Araziden içeri girerken, uzaktan biri el işaretiyle, ‘yaklaşma’! işareti yaptı. Fakat o dinlemedi. Evin hayatlarının yanına kadar yaklaştı.
• Güntan, Güntan diye seslendi.
Balkona çıkan dalgalı saçlı, açık tenli, hiddetli genç kız;
• Nedir ne ?!... dedi.
• Güntan, söyleyeceklerim var dedi.
• Ne zaman? İmza atılırkenmi?!! Hüviyetlerimiz askıya çıkıncamı!.. dedi ve gitti.
Genç adam kendini anlatabilmek için büyük bir gayretin içindeydi.
• Bir dakika, nolur dinle dedi.
Öyle bir söyledi ki, kız yeniden kapıyı açtı, balkona çıktı. Öylece boş boş baktı. Nice sonra,
• Sen beni işgillendirdin, gerçekleri hiç anlatmadın, ben ne ediyim dedi…

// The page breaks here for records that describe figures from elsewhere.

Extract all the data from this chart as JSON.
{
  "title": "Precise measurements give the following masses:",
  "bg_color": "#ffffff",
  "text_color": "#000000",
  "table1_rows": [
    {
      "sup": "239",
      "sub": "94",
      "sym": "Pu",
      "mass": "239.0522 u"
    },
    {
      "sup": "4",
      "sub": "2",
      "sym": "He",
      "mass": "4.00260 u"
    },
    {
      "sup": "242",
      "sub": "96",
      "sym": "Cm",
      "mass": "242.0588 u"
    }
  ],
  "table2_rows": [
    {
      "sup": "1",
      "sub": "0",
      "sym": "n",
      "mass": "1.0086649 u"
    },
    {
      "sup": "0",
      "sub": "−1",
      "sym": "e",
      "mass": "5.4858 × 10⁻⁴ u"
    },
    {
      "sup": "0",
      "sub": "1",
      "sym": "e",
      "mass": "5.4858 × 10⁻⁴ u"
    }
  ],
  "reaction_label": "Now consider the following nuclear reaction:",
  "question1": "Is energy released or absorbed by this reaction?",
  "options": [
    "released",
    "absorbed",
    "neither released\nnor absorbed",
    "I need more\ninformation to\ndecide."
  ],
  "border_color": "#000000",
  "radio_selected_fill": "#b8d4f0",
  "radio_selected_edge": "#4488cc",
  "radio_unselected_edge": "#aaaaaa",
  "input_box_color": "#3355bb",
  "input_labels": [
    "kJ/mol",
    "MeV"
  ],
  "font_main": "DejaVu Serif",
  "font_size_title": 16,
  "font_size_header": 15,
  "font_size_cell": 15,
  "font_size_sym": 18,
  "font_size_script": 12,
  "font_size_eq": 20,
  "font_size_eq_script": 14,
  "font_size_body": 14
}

Fakat genç adam o kadar sakin ve tatlı bir dille konuşuyordu ki, Güntan işgillendiğini unuturdu.
• Yook dedi, sessizce. Sandığın, anladığın gibi değil. Ben büyük bir problemin içindeyim. Dur bak anlatıyorum dedi.
Ve o anlatım kaldığı yerden, hep devam etti. Güntan da inanmamaktansa, vazgeçmeyi tercih etti.
27 yıl sonra sürekli iş seyahatinde olan genç adam, artık orta yaşlara varmışdı. Memleketin her köşesi bizim diye inandırdığı Güntanı da alıp başka uzak bir bölgeye gitmişlerdi. Uzak seyahat dönüşlerinde, aynı tükenmiş ifadeyle karşılaşmasına rağmen, çok geçmeden normallerine dönmüşlerdi.
Güntan’ın bezginliği saçına, tırnağına, ayağına, ruhuna aks ederdi. Toparlanır, bahane üretmezdi.
Kendi kendine ‘Güntan’a sağlık ver, Güntan’a kuvvet ver Allah’ım’ derdi. Kafasını yastığa koyar, uyurdu. Gitmedi, uzaklaşmadı. Uykuda şifa aradı. İşgillenmeyi bırakmayı denedi, olmadı. Daha sonra ki yıllarda, işgillenmeyi unutmayı tercih etti.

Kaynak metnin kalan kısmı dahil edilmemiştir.